Pour plus de sécurité, on suggère de suivre ces étapes après être partie de la maison mais avant d’arriver au lieu de votre hébergement, pour garder ce lieu confidentiel. Idéalement, on peut le faire dans le stationnement d’un poste de police (lorsque c’est possible) ou dans un lieu public pour avoir de l’aide en cas de danger. 

  • Si on fait partie d'un partage familial sur ses appareils mobiles, supprimer le compte de son partenaire (si on est responsable du compte) ou retirer son compte et celui de ses enfants du partage familial (si on n'est pas responsable du compte). S'il est impossible de le faire sur un appareil (comme c'est souvent le cas s'il appartient à un enfant), enlever la batterie de l'appareil (ou le décharger entièrement) et ne pas s’en servir tant qu’on n’a pas résolu la question;
  • Désactiver les fonctions de localisation de tous les appareils qui peuvent comporter une fonction de localisation : cellulaires, montres intelligentes, ordinateurs, tablettes, ipods, jeux électroniques, jouets connectés à internet, etc. Au besoin, on peut enlever la batterie des appareils concernés (ou les décharger entièrement) pour neutraliser temporairement ces fonctions;
  • Inspecter visuellement sa voiture et ses biens pour détecter les appareils GPS ou autres éléments localisables comme les AirTag, Tile, ou AirPod;
  • Utiliser une application de détection des appareils Apple localisables ou des puces Tile, afin de recevoir une alerte si un appareil qui ne nous appartient pas se déplace avec soi;
  • Si un appareil GPS, AirTag, Tile, ou autre est localisé, enlever la batterie pour le désactiver ou envelopper l’item dans du papier d’aluminium (3 couches de tous les côtés minimum) et le mettre dans un contenant de verre avec un scellant au couvercle pour le neutraliser.

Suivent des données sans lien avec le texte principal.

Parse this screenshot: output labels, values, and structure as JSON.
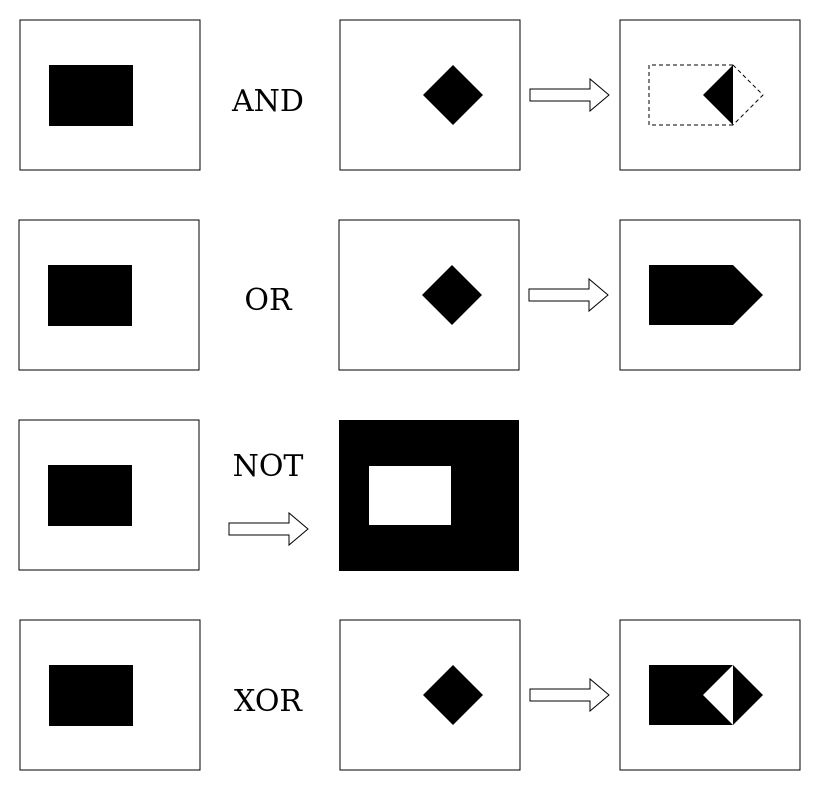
{
  "operations": {
    "and": "AND",
    "or": "OR",
    "not": "NOT",
    "xor": "XOR"
  },
  "colors": {
    "ink": "#000000",
    "paper": "#ffffff"
  },
  "icons": {
    "arrow": "right-arrow-icon"
  }
}
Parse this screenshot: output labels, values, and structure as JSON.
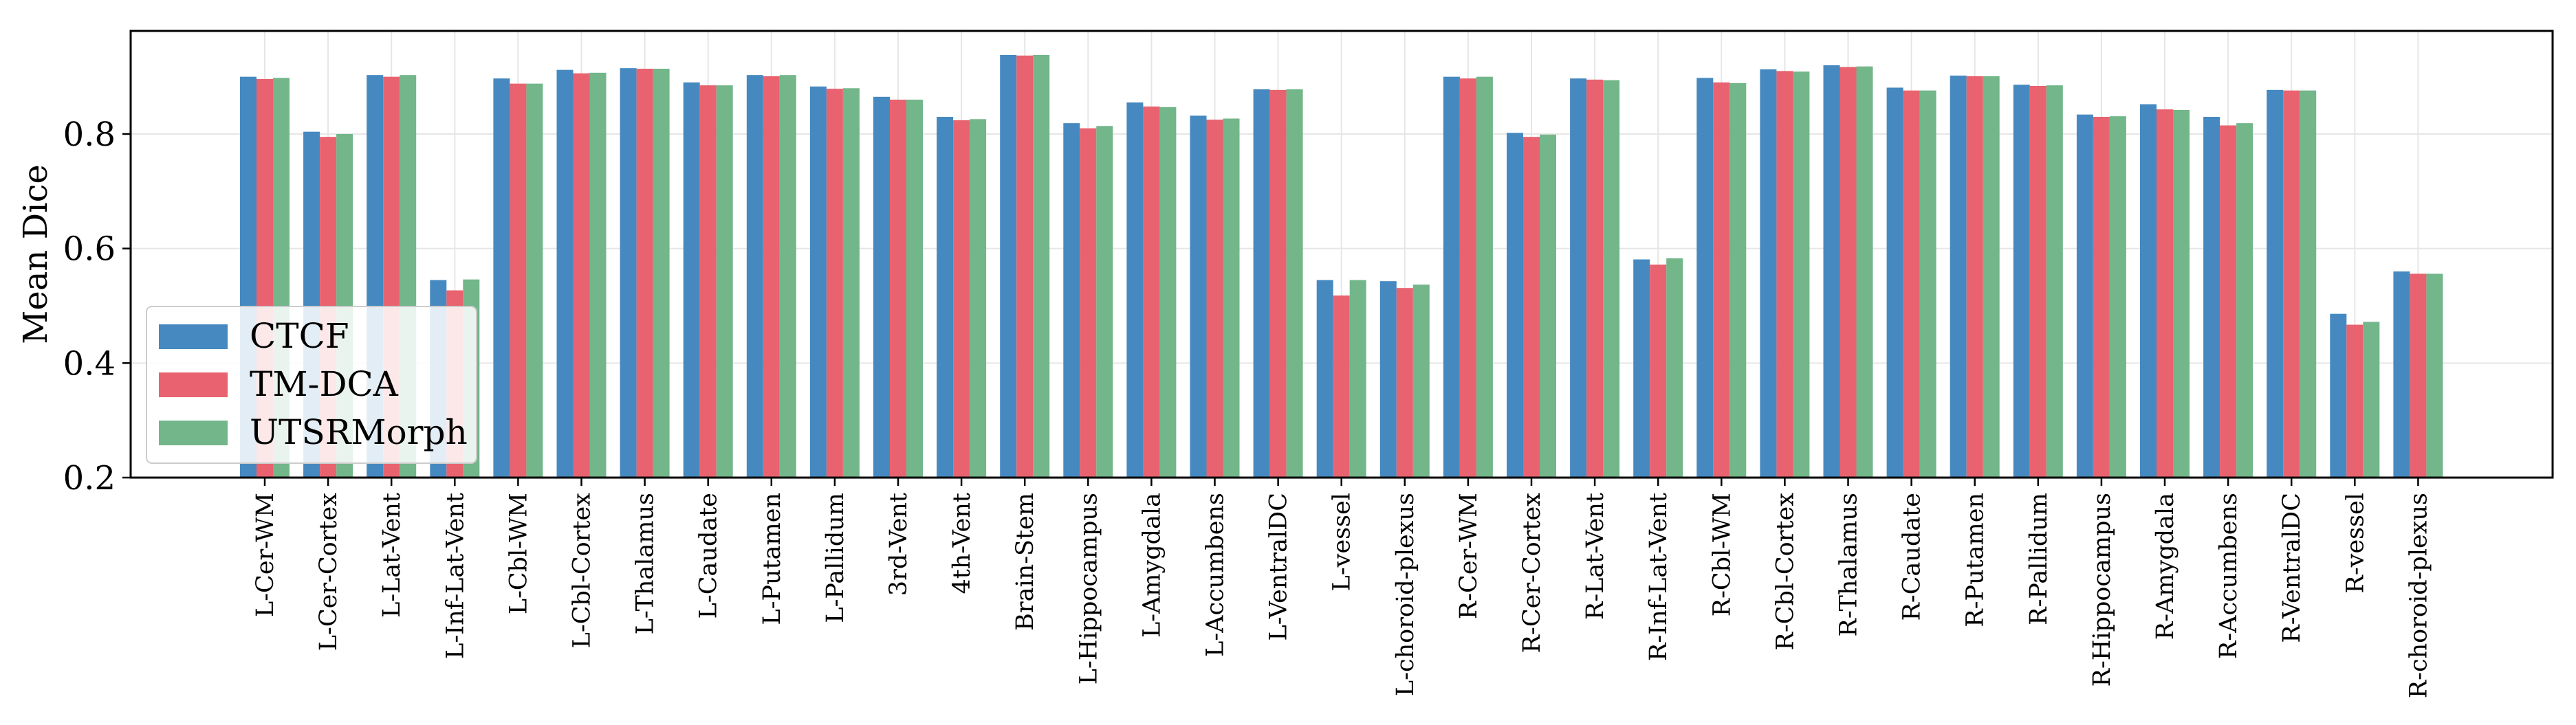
{
  "chart_data": {
    "type": "bar",
    "title": "",
    "xlabel": "",
    "ylabel": "Mean Dice",
    "ylim": [
      0.2,
      0.98
    ],
    "yticks": [
      0.2,
      0.4,
      0.6,
      0.8
    ],
    "grid": true,
    "legend_position": "lower-left",
    "categories": [
      "L-Cer-WM",
      "L-Cer-Cortex",
      "L-Lat-Vent",
      "L-Inf-Lat-Vent",
      "L-Cbl-WM",
      "L-Cbl-Cortex",
      "L-Thalamus",
      "L-Caudate",
      "L-Putamen",
      "L-Pallidum",
      "3rd-Vent",
      "4th-Vent",
      "Brain-Stem",
      "L-Hippocampus",
      "L-Amygdala",
      "L-Accumbens",
      "L-VentralDC",
      "L-vessel",
      "L-choroid-plexus",
      "R-Cer-WM",
      "R-Cer-Cortex",
      "R-Lat-Vent",
      "R-Inf-Lat-Vent",
      "R-Cbl-WM",
      "R-Cbl-Cortex",
      "R-Thalamus",
      "R-Caudate",
      "R-Putamen",
      "R-Pallidum",
      "R-Hippocampus",
      "R-Amygdala",
      "R-Accumbens",
      "R-VentralDC",
      "R-vessel",
      "R-choroid-plexus"
    ],
    "series": [
      {
        "name": "CTCF",
        "color": "#4689c0",
        "values": [
          0.9,
          0.804,
          0.903,
          0.545,
          0.897,
          0.912,
          0.915,
          0.89,
          0.903,
          0.883,
          0.865,
          0.83,
          0.938,
          0.819,
          0.855,
          0.832,
          0.878,
          0.545,
          0.543,
          0.9,
          0.802,
          0.897,
          0.581,
          0.898,
          0.913,
          0.92,
          0.881,
          0.902,
          0.886,
          0.834,
          0.852,
          0.83,
          0.877,
          0.486,
          0.56
        ]
      },
      {
        "name": "TM-DCA",
        "color": "#e8636f",
        "values": [
          0.896,
          0.795,
          0.9,
          0.527,
          0.888,
          0.906,
          0.914,
          0.885,
          0.901,
          0.879,
          0.86,
          0.824,
          0.937,
          0.81,
          0.848,
          0.825,
          0.877,
          0.518,
          0.531,
          0.897,
          0.795,
          0.895,
          0.572,
          0.89,
          0.91,
          0.917,
          0.876,
          0.901,
          0.884,
          0.83,
          0.843,
          0.815,
          0.876,
          0.467,
          0.556
        ]
      },
      {
        "name": "UTSRMorph",
        "color": "#72b68a",
        "values": [
          0.898,
          0.8,
          0.903,
          0.546,
          0.888,
          0.907,
          0.914,
          0.885,
          0.903,
          0.88,
          0.86,
          0.826,
          0.938,
          0.814,
          0.847,
          0.827,
          0.878,
          0.545,
          0.537,
          0.9,
          0.799,
          0.894,
          0.583,
          0.889,
          0.909,
          0.918,
          0.876,
          0.901,
          0.885,
          0.831,
          0.842,
          0.819,
          0.876,
          0.472,
          0.556
        ]
      }
    ]
  }
}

Conseils d’auto-défense technologique : une fois en sécurité

Avant de modifier quoi que ce soit, il est important de documenter toute preuve de compromission, car il peut s'agir d’une infraction criminelle qu’on pourrait vouloir prouver devant la Cour éventuellement (garder des captures d’écran, des photos, les items localisables, avoir un témoin, etc.). 

  • Avant de commencer, Installer un logiciel antivirus et lancer la recherche de virus, de spywares (espiongiciels) ou de malwares pour les éliminer d’abord de ses appareils et de ceux de ses enfants;
  • Retirer les applications ou programmes permettant de partager l’accès à un appareil, comme Teamviewer et Anydesk;
  • Rétablir les réglages par défaut des appareils, après avoir fait une sauvegarde de ses données;
  • S’assurer que l’on connaît la fonction de chaque application ou programme qui demeure sur son appareil et éliminer toute application inconnue et tout fichier suspect;
  • Sélectionner le mode d’identification à deux facteurs pour tous les comptes que l’on souhaite conserver (réseaux sociaux, comptes de banque ou de carte de crédit, comptes liés au travail, certains comptes courriel, etc.);
  • Essayer de voir si des appareils inconnus ou appartenant à son partenaire sont connectés à ses comptes pour les éjecter (on peut chercher “activité de connexion” avec le nom du compte sur le web pour savoir comment);
  • Modifier ses mots de passe, utiliser un gestionnaire de mots de passe ou un dispositif de gestion des accès (comme une clé Yubikey) pour augmenter la sécurité des comptes en ligne;
  • Fermer tous les comptes que l’on n’utilise pas sur une base régulière (applications, comptes en ligne comme Uber, Amazon, etc.) et en ré-ouvrir de nouveaux au besoin;
  • Si on pense que certains appareils ou services demeurent compromis, on peut les faire vérifier par les services TI de son employeur, dans un magasin d’électroniques ou encore avec le fournisseur d’un service (de téléphonie par exemple);
  • Au besoin, pour recueillir des preuves et éliminer tous les risques, on peut faire expertiser ses appareils par des professionnels. C’est une démarche qui peut être assez coûteuse, mais qui peut faciliter une plainte au criminel, pour utilisation non autorisée d’un ordinateur ou harcèlement par exemple.

Cet article a été rédigé avec le soutien de Lab 2038 et Co-Savoir, deux organismes sans but lucratif impliqués en recherche et intervention à l'intersection de la sécurité numérique et de la violence conjugale.